Third: the difficulty is statistically tuned. The average solve length is about 4 guesses (out of 6). The win rate, across all players, is about 92%. Both of these numbers are deliberate. They put Wordle in the cognitive sweet spot where most players win most days, but not every day. The 8% loss rate is what makes the wins feel real.
What Wordle gets wrong
The streak system is the only consistent complaint, and it’s real. A 1,200-day Wordle streak — which a remarkable number of players have — is psychologically expensive to maintain. Priya Anand wrote about the small grief of breaking one a few months ago. The streak is, by far, the most stressful thing about Wordle. It’s also the thing most likely to keep players playing. Both of those statements are true.

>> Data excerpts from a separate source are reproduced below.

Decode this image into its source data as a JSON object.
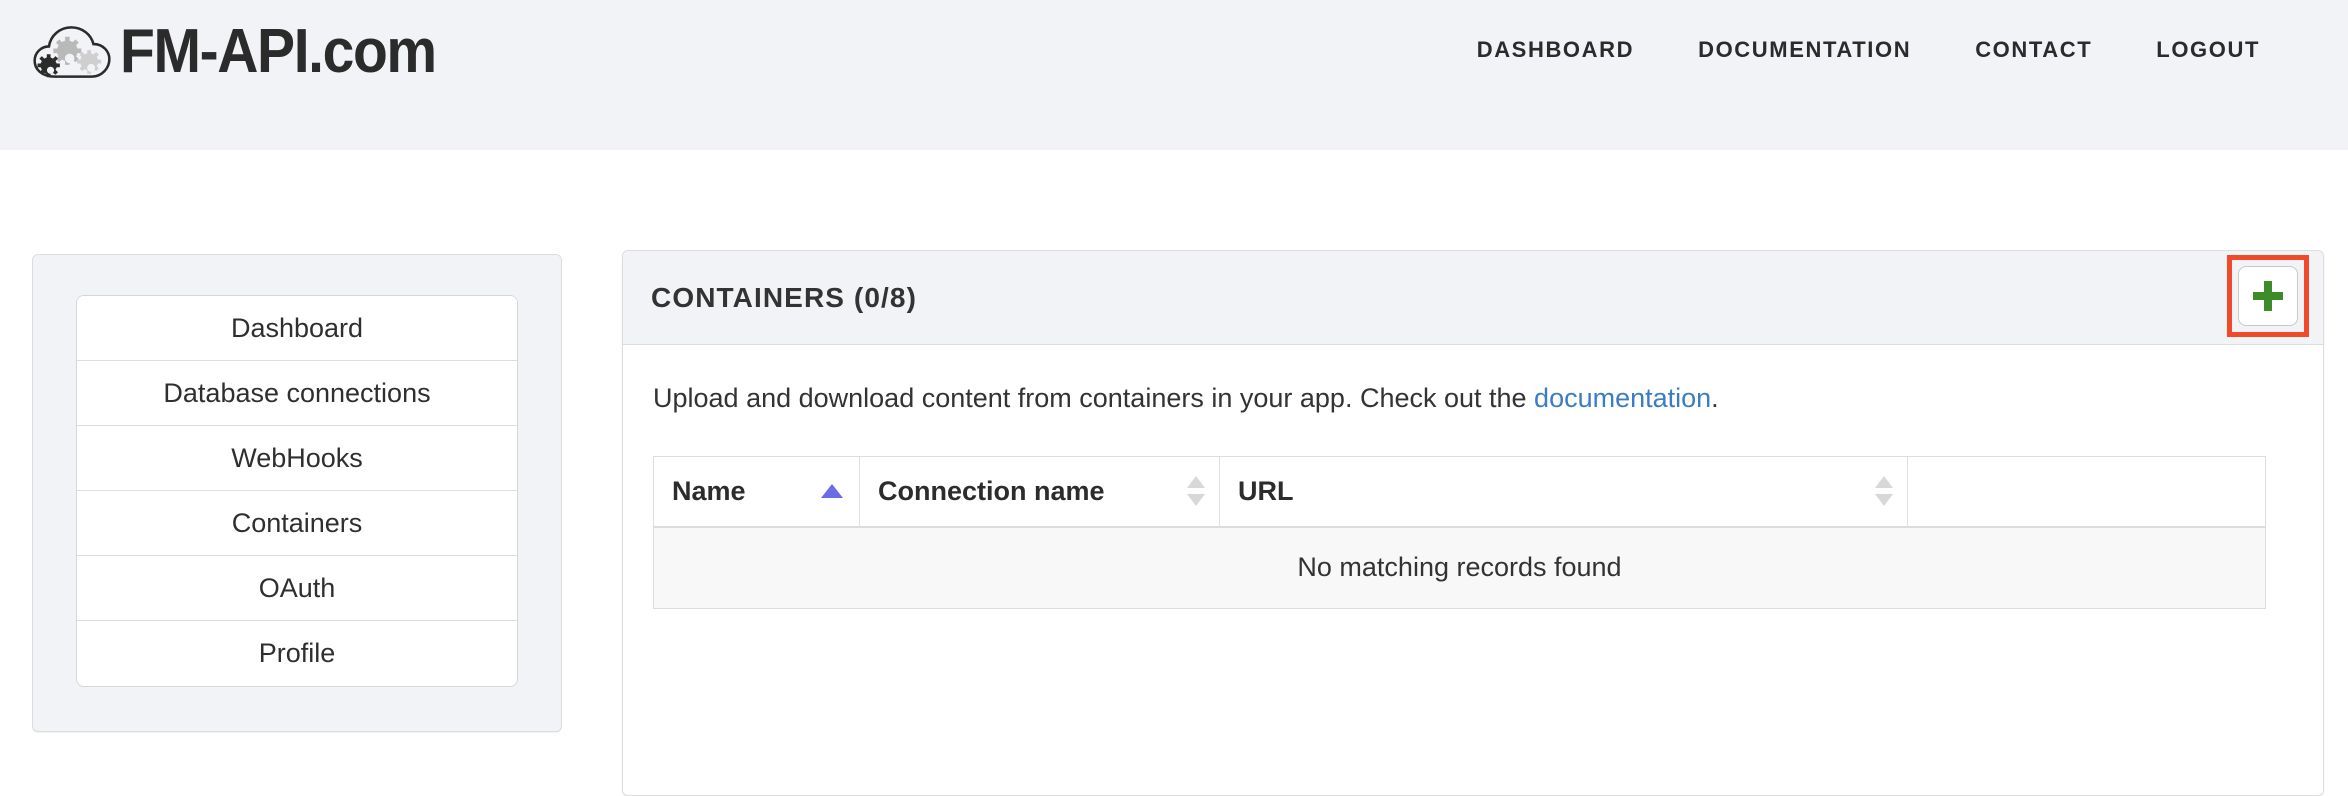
{
  "navbar": {
    "brand": {
      "logo_icon": "cloud-gears-logo",
      "text": "FM-API.com"
    },
    "links": [
      {
        "label": "DASHBOARD",
        "name": "nav-link-dashboard"
      },
      {
        "label": "DOCUMENTATION",
        "name": "nav-link-documentation"
      },
      {
        "label": "CONTACT",
        "name": "nav-link-contact"
      },
      {
        "label": "LOGOUT",
        "name": "nav-link-logout"
      }
    ]
  },
  "sidebar": {
    "items": [
      {
        "label": "Dashboard"
      },
      {
        "label": "Database connections"
      },
      {
        "label": "WebHooks"
      },
      {
        "label": "Containers"
      },
      {
        "label": "OAuth"
      },
      {
        "label": "Profile"
      }
    ]
  },
  "main": {
    "panel_title": "CONTAINERS (0/8)",
    "add_button": {
      "icon": "plus-icon",
      "label": "+",
      "highlight_color": "#ef4a2a",
      "icon_color": "#3c8c29"
    },
    "description": {
      "before_link": "Upload and download content from containers in your app. Check out the ",
      "link_text": "documentation",
      "after_link": "."
    },
    "table": {
      "columns": [
        {
          "label": "Name",
          "sort": "asc-active"
        },
        {
          "label": "Connection name",
          "sort": "both"
        },
        {
          "label": "URL",
          "sort": "both"
        },
        {
          "label": "",
          "sort": "none"
        }
      ],
      "rows": [],
      "empty_message": "No matching records found"
    }
  },
  "colors": {
    "navbar_bg": "#f2f3f6",
    "panel_heading_bg": "#f2f3f6",
    "link_blue": "#3b7dc4",
    "sort_active": "#6c6ce8",
    "plus_green": "#3c8c29",
    "highlight_red": "#ef4a2a"
  }
}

The other minor complaint is the occasional unfair answer. “SWILL” on a Wednesday. “FAVOR” on a day when half the population guessed FLAVOR. These happen rarely — maybe once a month — and they’re not enough to materially change the win rate, but they’re the moments where Wordle’s otherwise-friendly difficulty curve briefly turns mean.
The verdict
Wordle is, four years in, the rare consumer product that has earned the right to its longevity. The puzzle is genuinely good. The daily limit is essential, not arbitrary. The share artifact is unimprovable. The difficulty is statistically tuned. The streak system is stressful but works.
If you somehow have not played Wordle, install the NYT Games app tonight and play today’s puzzle. The starter word is CRANE or TRACE — the difference between them is statistical noise. Take your time. Read the clues. Don’t panic on guess three. Welcome to the club. We’ve been waiting for you.
Score: 5 / 5
Best for: literally everyone. The kindest two minutes in your day, four years running.
Skip if: you have somehow already played Wordle and disliked it. (We’d be slightly surprised.)